Atherothrombose/Thrombose


Thrombotische Erkrankungen in ihren arteriellen oder venösen Erscheinungsformen gehören heutzutage zu den häufigsten Todesursachen weltweit.

Die Atherothrombose ist die häufigste Todesursache in der Schweiz. Sie wird durch die Ruptur einer in der Arterienwand eingelagerten Plaque verursacht, was schliesslich zur Bildung eines Blutgerinnsels führt. Dies kann zur Verstopfung der Arterie und einer plötzlichen Unterbrechung der Blutversorgung führen.

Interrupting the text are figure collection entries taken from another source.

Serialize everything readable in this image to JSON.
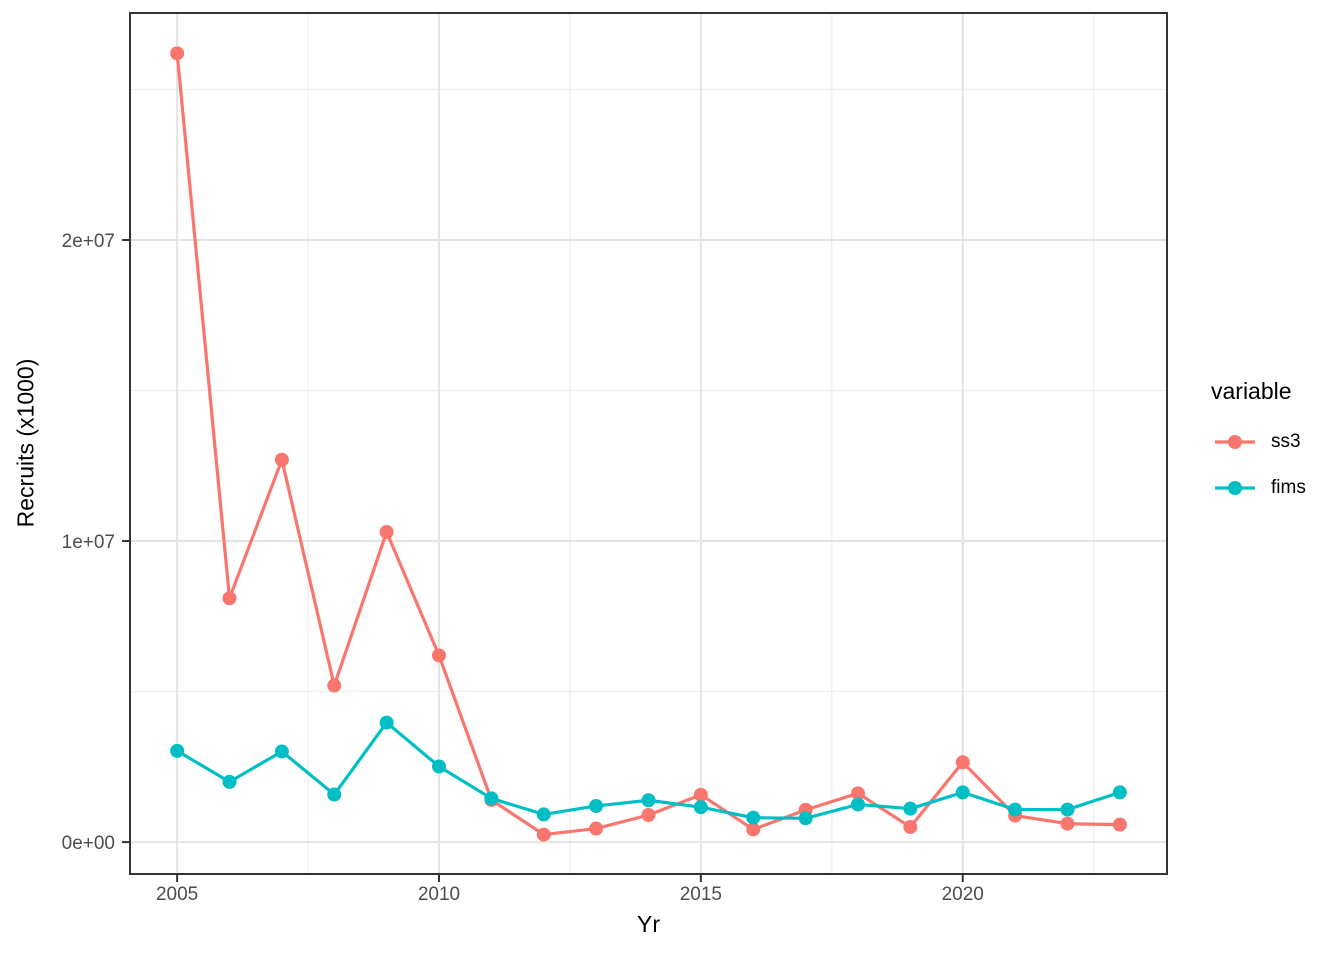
{
  "figure": {
    "background": "#FFFFFF"
  },
  "chart_data": {
    "type": "line",
    "title": "",
    "xlabel": "Yr",
    "ylabel": "Recruits (x1000)",
    "x": [
      2005,
      2006,
      2007,
      2008,
      2009,
      2010,
      2011,
      2012,
      2013,
      2014,
      2015,
      2016,
      2017,
      2018,
      2019,
      2020,
      2021,
      2022,
      2023
    ],
    "series": [
      {
        "name": "ss3",
        "color": "#F8766D",
        "values": [
          26200000,
          8100000,
          12700000,
          5200000,
          10300000,
          6200000,
          1400000,
          250000,
          450000,
          900000,
          1570000,
          420000,
          1070000,
          1620000,
          500000,
          2650000,
          880000,
          610000,
          580000
        ]
      },
      {
        "name": "fims",
        "color": "#00BFC4",
        "values": [
          3030000,
          2000000,
          3010000,
          1580000,
          3970000,
          2510000,
          1450000,
          920000,
          1200000,
          1390000,
          1160000,
          810000,
          790000,
          1250000,
          1110000,
          1650000,
          1080000,
          1080000,
          1650000
        ]
      }
    ],
    "x_domain": [
      2004.1,
      2023.9
    ],
    "y_domain": [
      -1060000,
      27540000
    ],
    "x_ticks": {
      "major": [
        2005,
        2010,
        2015,
        2020
      ],
      "labels": [
        "2005",
        "2010",
        "2015",
        "2020"
      ],
      "minor": [
        2007.5,
        2012.5,
        2017.5,
        2022.5
      ]
    },
    "y_ticks": {
      "major": [
        0,
        10000000,
        20000000
      ],
      "labels": [
        "0e+00",
        "1e+07",
        "2e+07"
      ],
      "minor": [
        5000000,
        15000000,
        25000000
      ]
    },
    "grid": true,
    "legend": {
      "title": "variable",
      "position": "right"
    },
    "theme": {
      "panel_background": "#FFFFFF",
      "panel_border": "#333333",
      "grid_major": "#E4E4E4",
      "grid_minor": "#EFEFEF",
      "tick_color": "#333333",
      "tick_label_color": "#4D4D4D",
      "axis_title_color": "#000000"
    }
  }
}
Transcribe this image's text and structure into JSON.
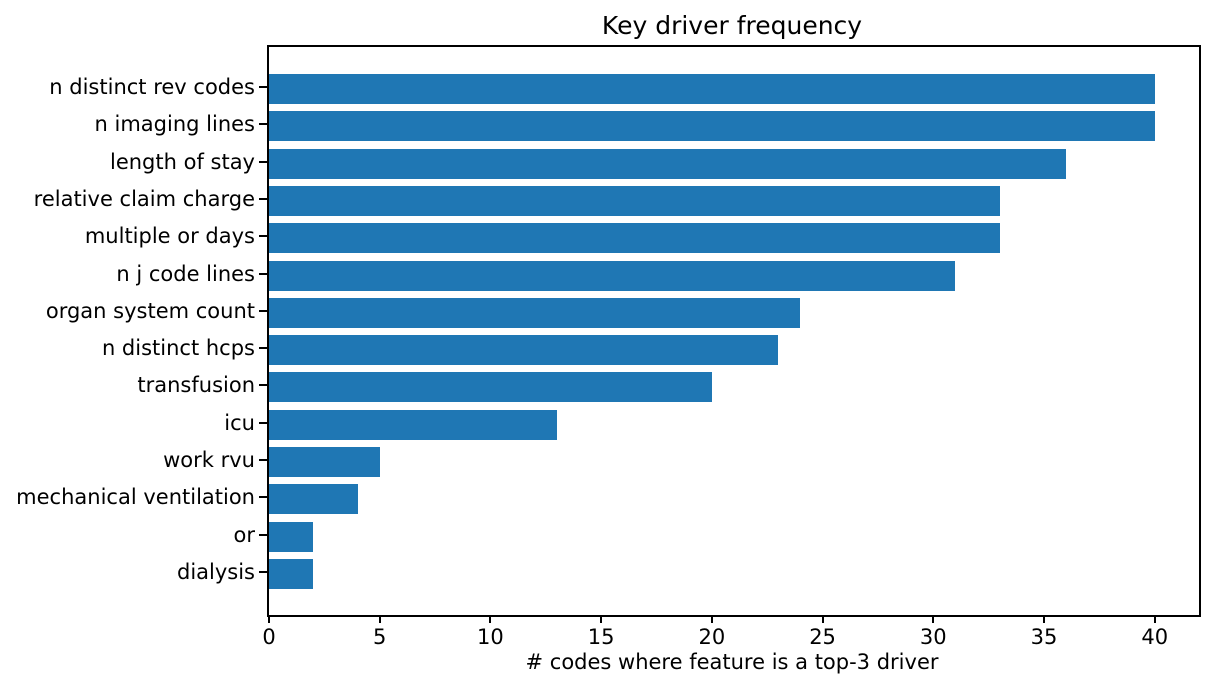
{
  "chart_data": {
    "type": "bar",
    "orientation": "horizontal",
    "title": "Key driver frequency",
    "xlabel": "# codes where feature is a top-3 driver",
    "ylabel": "",
    "categories": [
      "n distinct rev codes",
      "n imaging lines",
      "length of stay",
      "relative claim charge",
      "multiple or days",
      "n j code lines",
      "organ system count",
      "n distinct hcps",
      "transfusion",
      "icu",
      "work rvu",
      "mechanical ventilation",
      "or",
      "dialysis"
    ],
    "values": [
      40,
      40,
      36,
      33,
      33,
      31,
      24,
      23,
      20,
      13,
      5,
      4,
      2,
      2
    ],
    "xlim": [
      0,
      42
    ],
    "xticks": [
      0,
      5,
      10,
      15,
      20,
      25,
      30,
      35,
      40
    ],
    "bar_color": "#1f77b4",
    "axis_color": "#000000",
    "grid": false,
    "legend": null
  }
}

Akutes Koronarsyndrom, Herzinfarkt, Schlaganfall, transitorische ischämische Attacken und periphere arterielle Verschlusskrankheiten sind alles Erscheinungsformen ein und derselben Krankheit: der Atherothrombose.

In Europa führen die tiefe Venenthrombose (TVT) und die Lungenembolie, eine der Komplikationen einer TVT, jedes Jahr zu mehr Todesfällen als Brustkrebs, Prostatakrebs, AIDS und Verkehrsunfälle zusammen. Zur Embolie kommt es, wenn sich in den tiefen Beinvenen ein Blutgerinnsel bildet, was insbesondere bei längerer Bettlägerigkeit, bei Herzinsuffizienz, verminderter Mobilität, bei gewissen Tumoren oder nach einem chirurgischen Eingriff vorkommen kann. Ohne Behandlung kann das Gerinnsel zu einer Lungenembolie mit oft tödlichem Ausgang führen.